The fate of the Revel Casino in Atlantic City remains unknown despite its acquisition earlier this year by real estate developer Glenn Straub.
The Revel was one of four New Jersey casinos that closed last year, putting a hurt on an industry that once stood tall and proud before casinos began popping up in neighboring states. Straub purchased the casino at the bargain-basement price of $82 million earlier this year after a long and drawn-out process in bankruptcy court.
It took $2.4 billion in financing to open the casino in 2012. The Revel failed to turn a profit, succumbing twice to bankruptcy proceedings in its short history.
Straub recently told the Press of Atlantic City that he would let the casino go for the right price, perhaps around $200 million. Apparently, some foreign investors are interested in taking over the beleaguered property. As are some Indian tribes, whose interest may center around running the operation – as opposed to buying it outright.
Still an issue surrounding the Revel is a dispute with ACR Energy Partners, the power supplier. The feud centers around money, and lots of it.
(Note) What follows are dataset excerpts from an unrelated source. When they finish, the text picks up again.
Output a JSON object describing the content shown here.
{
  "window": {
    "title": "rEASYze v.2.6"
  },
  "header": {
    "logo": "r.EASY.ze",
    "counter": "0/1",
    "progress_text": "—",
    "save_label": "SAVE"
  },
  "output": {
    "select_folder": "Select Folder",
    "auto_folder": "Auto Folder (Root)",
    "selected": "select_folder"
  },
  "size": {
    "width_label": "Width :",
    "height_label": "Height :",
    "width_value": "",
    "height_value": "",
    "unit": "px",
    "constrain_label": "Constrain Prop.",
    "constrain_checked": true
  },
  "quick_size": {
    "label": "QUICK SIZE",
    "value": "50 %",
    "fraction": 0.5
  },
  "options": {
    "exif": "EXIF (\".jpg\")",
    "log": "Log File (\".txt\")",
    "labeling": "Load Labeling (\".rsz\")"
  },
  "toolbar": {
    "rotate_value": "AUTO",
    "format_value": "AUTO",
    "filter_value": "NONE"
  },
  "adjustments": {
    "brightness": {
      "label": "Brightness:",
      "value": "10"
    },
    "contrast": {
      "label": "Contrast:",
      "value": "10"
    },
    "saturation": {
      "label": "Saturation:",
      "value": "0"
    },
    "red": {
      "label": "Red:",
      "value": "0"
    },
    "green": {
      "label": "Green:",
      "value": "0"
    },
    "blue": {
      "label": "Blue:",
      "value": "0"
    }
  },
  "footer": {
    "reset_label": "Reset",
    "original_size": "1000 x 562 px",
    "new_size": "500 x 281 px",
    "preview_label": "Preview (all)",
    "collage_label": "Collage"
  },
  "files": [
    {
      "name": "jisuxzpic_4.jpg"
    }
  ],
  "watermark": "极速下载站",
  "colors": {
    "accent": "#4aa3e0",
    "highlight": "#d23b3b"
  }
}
The Revel is ACR’s only client, and the power company made good on its promise to cut off power to the building back in April due to unpaid debts.
Later that month, power was restored to the property as city officials worried that a fire in the building would not be able to be put out without adequate power sources. And a red light at the top of the Revel needed to be on for air traffic safety precautions.
Straub has been threatening to obtain power for the Revel from other sources, namely, the nearby Showboat Casino that also closed down last year. Meanwhile, his desire to open the building this summer remains on hold until the power dispute can be resolved.
But who will open the Revel and when and what businesses will occupy the property continues to be in the category of the unknown, with Straub apparently waffling on the direction to take. A meeting with the previous operators of the HQ nightclub inside the Revel occurred recently, apparently with an eye toward a re-opening of that nature.
Talk of opening a casino in the northern end of the state – outside of Atlantic City – could adversely affect the Revel, if it eventually opens as a casino. For that matter, the eight remaining casinos in Atlantic City would also be impacted.
While land-based casino gambling in New Jersey continues to fall short of revenue from years past, the Garden State remains one of three states with regulated online gambling. Although igaming revenue numbers have also missed projected totals, New Jersey is benefiting from online poker and gambling, with improvement on the horizon if other states climb aboard and interstate compacts are forged.